Originally called "Château La Tour", Latour Martillac takes its name from the medieval tower overlooking the main courtyard. This tower is all that is left of a 12th century stronghold built by the ancestors of Montesquieu, who once owned the estate. Edouard Kressmann showed a strong interest in Latour Martillac when starting his négociant firm in the late 19th century. However, it was his eldest son who eventually bought the estate in 1929, changing the name to avoid any possible confusion with the château of the same name in Pauillac. Jean Kressmann inherited the property in 1955 and enlarged it to its present size. La Latour Martillac is currently managed by his two sons, Tristan and Loïc.
The hilly terrain features diverse soil types including Pyrenean gravel, clay, and limestone producing approximately two thirds red wine and one third white.

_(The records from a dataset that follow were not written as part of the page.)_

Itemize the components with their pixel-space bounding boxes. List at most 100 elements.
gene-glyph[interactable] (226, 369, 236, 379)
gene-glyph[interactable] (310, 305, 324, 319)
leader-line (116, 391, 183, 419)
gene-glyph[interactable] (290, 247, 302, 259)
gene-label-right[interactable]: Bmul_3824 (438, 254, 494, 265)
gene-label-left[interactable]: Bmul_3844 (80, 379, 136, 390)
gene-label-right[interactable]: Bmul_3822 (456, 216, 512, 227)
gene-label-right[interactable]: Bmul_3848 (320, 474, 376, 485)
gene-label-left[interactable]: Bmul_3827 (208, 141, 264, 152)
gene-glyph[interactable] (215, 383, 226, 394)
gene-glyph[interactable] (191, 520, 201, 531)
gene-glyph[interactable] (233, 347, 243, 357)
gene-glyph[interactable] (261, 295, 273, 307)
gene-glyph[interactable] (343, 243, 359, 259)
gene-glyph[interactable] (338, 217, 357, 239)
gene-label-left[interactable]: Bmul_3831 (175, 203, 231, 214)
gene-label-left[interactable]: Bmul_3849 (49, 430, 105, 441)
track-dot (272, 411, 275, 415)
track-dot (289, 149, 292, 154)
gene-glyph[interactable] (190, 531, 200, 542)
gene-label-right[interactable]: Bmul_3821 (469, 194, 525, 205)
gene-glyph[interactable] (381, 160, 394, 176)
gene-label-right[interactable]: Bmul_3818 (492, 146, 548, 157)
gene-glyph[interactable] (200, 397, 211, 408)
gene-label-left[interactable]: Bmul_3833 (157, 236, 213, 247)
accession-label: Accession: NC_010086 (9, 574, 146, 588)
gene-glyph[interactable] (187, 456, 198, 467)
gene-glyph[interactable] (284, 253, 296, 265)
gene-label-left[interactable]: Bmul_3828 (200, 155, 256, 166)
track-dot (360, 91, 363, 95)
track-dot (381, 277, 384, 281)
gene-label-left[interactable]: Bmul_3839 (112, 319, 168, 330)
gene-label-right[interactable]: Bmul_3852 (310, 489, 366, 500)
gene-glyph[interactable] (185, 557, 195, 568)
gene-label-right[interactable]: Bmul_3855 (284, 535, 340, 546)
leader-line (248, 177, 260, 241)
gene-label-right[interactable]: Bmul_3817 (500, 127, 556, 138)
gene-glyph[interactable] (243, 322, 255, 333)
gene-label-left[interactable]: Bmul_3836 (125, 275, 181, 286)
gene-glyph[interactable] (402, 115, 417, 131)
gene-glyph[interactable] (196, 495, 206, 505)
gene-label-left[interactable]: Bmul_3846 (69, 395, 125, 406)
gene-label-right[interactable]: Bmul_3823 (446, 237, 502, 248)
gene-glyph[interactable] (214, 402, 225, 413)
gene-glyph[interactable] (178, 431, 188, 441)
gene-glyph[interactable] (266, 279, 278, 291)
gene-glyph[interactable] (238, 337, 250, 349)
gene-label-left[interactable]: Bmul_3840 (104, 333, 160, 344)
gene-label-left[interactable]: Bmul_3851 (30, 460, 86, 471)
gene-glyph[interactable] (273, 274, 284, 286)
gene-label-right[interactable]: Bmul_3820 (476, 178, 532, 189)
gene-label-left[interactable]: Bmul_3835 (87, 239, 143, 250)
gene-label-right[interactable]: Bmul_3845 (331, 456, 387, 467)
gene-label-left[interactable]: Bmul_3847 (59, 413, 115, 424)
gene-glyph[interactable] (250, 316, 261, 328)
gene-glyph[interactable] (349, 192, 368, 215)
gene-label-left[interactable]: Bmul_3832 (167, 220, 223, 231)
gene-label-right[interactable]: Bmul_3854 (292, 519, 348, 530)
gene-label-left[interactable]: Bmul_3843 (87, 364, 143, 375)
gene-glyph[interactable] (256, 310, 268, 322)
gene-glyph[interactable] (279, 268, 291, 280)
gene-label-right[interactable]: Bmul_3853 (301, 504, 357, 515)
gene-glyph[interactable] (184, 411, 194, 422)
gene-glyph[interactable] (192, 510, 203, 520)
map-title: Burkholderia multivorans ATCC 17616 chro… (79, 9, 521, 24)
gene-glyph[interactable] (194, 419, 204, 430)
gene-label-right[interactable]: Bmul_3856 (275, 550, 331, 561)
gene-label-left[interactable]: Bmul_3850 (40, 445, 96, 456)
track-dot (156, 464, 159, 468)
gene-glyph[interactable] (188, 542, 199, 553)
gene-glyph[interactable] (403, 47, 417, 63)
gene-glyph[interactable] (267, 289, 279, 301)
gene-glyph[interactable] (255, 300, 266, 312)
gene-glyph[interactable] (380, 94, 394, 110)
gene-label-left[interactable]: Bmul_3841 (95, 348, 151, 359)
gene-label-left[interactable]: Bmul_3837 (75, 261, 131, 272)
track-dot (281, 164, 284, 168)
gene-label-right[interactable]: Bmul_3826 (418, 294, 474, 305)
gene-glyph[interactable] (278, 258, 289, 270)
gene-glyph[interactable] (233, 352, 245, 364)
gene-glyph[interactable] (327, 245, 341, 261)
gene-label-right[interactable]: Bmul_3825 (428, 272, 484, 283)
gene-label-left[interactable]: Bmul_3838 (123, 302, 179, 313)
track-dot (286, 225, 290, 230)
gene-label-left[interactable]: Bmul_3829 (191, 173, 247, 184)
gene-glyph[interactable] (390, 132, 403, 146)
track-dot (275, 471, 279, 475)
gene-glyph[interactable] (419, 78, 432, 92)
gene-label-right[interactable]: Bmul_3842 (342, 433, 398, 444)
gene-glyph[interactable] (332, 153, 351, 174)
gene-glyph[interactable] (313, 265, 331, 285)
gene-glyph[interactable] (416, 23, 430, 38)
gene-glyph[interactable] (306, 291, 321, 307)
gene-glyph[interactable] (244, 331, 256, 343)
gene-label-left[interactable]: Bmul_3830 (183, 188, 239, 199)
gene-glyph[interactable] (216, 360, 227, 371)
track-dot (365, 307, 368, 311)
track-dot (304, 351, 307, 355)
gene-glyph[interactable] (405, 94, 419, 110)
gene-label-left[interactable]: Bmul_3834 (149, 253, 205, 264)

The vines are meticulously tended (Guyot simple or Guyot double pruning, bunch thinning, leaf thinning, etc.). Chemical fertilizers are used sparingly and only when absolutely necessary. Latour Martillac has the unique distinction of retaining a small plot of vines planted in 1884, which are lovingly looked after by the Kressman family.
The grapes at Latour Martillac are carefully hand-picked and placed into small crates to prevent bruising or oxidization. The white wine (60% Sémillon, 30% Sauvignon, and 10% Muscadelle) is fermented in temperature-controlled stainless steel vats and in barrel, without malolactic fermentation, and the lees are stirred during aging.
The red wine is made the traditional way. Fermentation is triggered by both indigenous and cultured yeasts. The wine stays in stainless steel vats for three weeks and then run off into barrels (35% new, 65% previously-used). The aging cellars have a vaporizer to reduce evaporation and the barrels are topped up once a month.
The cellars were completely renovated in 1989 and the Kressman brothers are pursuing the family tradition of quality wines, in large part thanks to low yields.
White Latour Martillac is surprisingly delicate and complex, and also ages well. The medium-bodied red wine displays finesse rather than concentration and extraction.